Second Half of 18th Century
19½” h. 14¾” w. 9½”d.
This exceptional incense burner is of the “fanghu” type of ceremonial vessels, the forerunners of which are the ritual bronzes of the Zhou dynasty (481 – 222 B.C.). It does not have an impressed reign mark as large sumptuously decorated religious vessels were mostly commissioned to serve as ceremonial furnishing in temples or chapels, and not for celebrating a monarch’s reign. Ormolu ( alloy resembling gold), a popular French rococo style came into being in China during the reign of Emperor Qianlong who loved art and innovation. He invited Europeans to come to his court to help advance in technology and designs in metalwork. The Chinese artisans were encouraged to try out innovations while keeping to the traditional.

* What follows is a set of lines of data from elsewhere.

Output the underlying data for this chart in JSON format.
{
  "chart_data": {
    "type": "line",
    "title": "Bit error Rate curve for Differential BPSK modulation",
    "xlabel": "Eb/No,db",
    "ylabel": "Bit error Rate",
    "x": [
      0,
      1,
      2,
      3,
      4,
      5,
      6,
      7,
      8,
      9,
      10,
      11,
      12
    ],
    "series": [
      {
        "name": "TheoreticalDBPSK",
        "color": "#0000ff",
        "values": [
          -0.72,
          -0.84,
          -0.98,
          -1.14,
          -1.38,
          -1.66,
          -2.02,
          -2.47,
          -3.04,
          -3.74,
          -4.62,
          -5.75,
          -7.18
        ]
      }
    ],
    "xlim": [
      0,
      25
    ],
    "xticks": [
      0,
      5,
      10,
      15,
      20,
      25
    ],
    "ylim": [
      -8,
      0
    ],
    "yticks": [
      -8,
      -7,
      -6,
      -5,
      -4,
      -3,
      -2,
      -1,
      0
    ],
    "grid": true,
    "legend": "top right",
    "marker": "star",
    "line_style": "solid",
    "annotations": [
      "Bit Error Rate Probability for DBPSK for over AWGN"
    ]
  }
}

Like quality cloisonné of this period, this vessel has a solid heavy bronze body; the wires delineating the contours of the designs are fine, accurately bent and gilded. It has a turquoise-blue color ground in matte finish. The undulating bell shape lid is topped by a quadrangle knop with a trapezoid top. This knop is decorated with floral scrolls, with a “shou” character in the middle and a gilded floral frieze at the hem line. A recessed round gilded base connects the knop to the lid of the vessel.
The lid is decorated with a lotus motif among twining flowers. Embellished in the middle of the lid is a gilded lobed “taohuan” panel pierced with a host of bats surrounding a red enameled “shou” character. These motifs evoke hope for a long life, happiness, and good fortune. Along the border of the vessel is a linked angular pattern in black and gold, meaning “everlasting”. The lid ends with a cobalt blue frieze with a meander-cloud design, symbol of wish for abundance from heaven. A row of gilded notched flanges march down the four corners of the burner. These flanges gleam gold in sunlight, the phenomenon is the essence of Ormolu.

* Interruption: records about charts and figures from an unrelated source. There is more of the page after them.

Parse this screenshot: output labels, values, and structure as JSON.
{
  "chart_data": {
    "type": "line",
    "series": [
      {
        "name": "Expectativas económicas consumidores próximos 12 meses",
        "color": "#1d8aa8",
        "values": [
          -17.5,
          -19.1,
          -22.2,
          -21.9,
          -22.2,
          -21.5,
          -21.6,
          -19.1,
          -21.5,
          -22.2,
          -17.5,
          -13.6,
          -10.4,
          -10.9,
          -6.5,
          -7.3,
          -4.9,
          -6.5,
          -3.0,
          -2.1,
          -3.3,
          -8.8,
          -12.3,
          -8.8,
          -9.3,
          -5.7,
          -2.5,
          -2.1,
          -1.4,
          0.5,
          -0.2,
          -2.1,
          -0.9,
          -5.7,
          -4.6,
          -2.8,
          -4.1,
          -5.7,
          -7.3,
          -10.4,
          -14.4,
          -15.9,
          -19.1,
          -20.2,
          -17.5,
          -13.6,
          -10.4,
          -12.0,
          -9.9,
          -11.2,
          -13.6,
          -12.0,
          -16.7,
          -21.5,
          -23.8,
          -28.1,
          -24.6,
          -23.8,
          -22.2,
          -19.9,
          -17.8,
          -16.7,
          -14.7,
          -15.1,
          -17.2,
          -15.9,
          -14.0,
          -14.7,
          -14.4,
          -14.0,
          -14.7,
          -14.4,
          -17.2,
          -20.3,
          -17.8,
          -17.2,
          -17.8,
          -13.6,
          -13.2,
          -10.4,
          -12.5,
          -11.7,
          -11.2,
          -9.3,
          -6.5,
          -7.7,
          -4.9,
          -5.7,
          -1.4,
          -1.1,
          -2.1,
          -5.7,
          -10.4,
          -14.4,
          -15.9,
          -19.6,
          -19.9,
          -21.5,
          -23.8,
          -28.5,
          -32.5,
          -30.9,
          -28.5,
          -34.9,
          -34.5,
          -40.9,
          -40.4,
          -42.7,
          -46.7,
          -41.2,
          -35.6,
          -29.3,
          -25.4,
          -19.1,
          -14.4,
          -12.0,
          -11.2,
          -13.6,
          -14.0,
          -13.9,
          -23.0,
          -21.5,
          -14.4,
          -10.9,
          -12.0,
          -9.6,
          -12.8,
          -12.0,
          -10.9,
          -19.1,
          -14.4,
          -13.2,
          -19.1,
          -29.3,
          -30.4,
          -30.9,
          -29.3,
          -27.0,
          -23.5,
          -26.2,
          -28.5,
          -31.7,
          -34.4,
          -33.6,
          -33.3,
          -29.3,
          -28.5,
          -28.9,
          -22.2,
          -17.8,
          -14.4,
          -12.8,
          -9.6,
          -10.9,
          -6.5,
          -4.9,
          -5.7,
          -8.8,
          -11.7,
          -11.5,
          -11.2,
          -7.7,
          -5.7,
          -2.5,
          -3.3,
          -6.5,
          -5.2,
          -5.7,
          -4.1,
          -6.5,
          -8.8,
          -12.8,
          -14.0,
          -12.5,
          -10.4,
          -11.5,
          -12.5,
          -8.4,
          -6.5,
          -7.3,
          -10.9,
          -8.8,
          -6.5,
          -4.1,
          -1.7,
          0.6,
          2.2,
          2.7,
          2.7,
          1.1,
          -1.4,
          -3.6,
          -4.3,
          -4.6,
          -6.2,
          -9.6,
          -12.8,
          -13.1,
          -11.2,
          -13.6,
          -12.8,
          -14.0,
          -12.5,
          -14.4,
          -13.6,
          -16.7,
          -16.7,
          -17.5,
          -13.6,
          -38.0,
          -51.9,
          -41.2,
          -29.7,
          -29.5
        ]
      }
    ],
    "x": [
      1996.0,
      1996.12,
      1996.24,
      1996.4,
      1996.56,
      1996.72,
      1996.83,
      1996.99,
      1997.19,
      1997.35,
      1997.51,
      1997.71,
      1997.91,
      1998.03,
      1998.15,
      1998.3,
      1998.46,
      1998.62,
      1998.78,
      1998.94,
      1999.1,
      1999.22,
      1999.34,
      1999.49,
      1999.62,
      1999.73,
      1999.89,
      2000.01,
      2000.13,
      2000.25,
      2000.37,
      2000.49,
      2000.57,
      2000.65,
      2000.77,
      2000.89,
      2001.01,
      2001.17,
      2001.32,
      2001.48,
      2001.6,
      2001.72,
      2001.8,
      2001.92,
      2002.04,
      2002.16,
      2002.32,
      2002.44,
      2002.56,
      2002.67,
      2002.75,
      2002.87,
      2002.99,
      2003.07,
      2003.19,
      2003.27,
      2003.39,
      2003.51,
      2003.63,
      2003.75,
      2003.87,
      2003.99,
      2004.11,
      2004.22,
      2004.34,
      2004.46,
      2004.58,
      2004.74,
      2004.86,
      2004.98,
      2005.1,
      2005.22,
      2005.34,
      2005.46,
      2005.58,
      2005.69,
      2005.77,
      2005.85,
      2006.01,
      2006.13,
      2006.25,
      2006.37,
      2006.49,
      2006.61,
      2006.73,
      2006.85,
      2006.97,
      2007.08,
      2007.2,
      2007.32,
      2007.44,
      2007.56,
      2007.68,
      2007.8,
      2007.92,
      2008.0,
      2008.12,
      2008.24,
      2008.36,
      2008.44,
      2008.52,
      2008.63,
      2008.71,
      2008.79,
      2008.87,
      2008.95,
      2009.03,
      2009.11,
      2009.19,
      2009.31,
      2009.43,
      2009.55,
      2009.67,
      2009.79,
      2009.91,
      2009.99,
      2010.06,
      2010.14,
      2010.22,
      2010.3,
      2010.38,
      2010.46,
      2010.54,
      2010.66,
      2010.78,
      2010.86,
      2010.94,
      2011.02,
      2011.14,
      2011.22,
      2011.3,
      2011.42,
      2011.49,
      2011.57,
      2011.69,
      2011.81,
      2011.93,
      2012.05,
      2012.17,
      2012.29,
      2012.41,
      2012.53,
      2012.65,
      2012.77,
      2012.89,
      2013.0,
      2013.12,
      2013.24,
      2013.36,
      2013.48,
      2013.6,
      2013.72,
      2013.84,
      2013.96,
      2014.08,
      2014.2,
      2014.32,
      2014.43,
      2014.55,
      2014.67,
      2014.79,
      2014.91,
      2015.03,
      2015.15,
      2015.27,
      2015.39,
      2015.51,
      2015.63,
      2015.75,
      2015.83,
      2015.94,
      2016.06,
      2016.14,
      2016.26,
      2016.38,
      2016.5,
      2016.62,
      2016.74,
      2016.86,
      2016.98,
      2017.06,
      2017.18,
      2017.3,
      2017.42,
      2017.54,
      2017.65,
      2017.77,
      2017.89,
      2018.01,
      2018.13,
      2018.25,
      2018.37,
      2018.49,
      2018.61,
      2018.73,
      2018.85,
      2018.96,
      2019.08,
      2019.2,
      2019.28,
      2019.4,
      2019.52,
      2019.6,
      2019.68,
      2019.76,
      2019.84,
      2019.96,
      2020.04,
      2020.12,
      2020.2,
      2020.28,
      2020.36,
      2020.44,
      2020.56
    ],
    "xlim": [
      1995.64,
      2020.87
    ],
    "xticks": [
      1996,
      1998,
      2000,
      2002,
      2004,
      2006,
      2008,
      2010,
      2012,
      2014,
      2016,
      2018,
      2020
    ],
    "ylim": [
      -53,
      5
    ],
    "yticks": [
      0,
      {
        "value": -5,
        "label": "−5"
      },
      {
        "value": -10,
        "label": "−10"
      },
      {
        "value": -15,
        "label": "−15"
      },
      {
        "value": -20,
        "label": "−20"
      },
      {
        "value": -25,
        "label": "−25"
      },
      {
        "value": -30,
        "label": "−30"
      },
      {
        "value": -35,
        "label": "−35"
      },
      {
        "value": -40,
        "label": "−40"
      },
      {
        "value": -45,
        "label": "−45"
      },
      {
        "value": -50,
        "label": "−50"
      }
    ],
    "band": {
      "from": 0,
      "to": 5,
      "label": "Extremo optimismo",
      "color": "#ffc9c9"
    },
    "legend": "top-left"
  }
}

The mouth of the vessel is decorated with a band of floral motifs. The body swells out then tapers down to the base supported by four colorfully gilded bats as legs. A pair of bats are soldered to the top of the burner as handles. Scrolling floral vines cover the surface of the body and is adorned by four many-petaled lotus flowers. This complex flower form, with an ogee shape petal at the top, is typical of the design of the Qing period. Another telltale sign of the period is a colloidal pink showing on some flowers. This pink was not introduced into China until the first quarter of the 18th century. Appearing at the top part of the body of the vase is a design of a bat holding in its mourth a beaded string carrying a “shou” medallion from which dangles two patches with three tassels. This tassel design invokes the crowning decoration on some high official’s hat, making it credible this ceremonial vessel was commissioned by a person of high status to be placed in the chapel of his estate.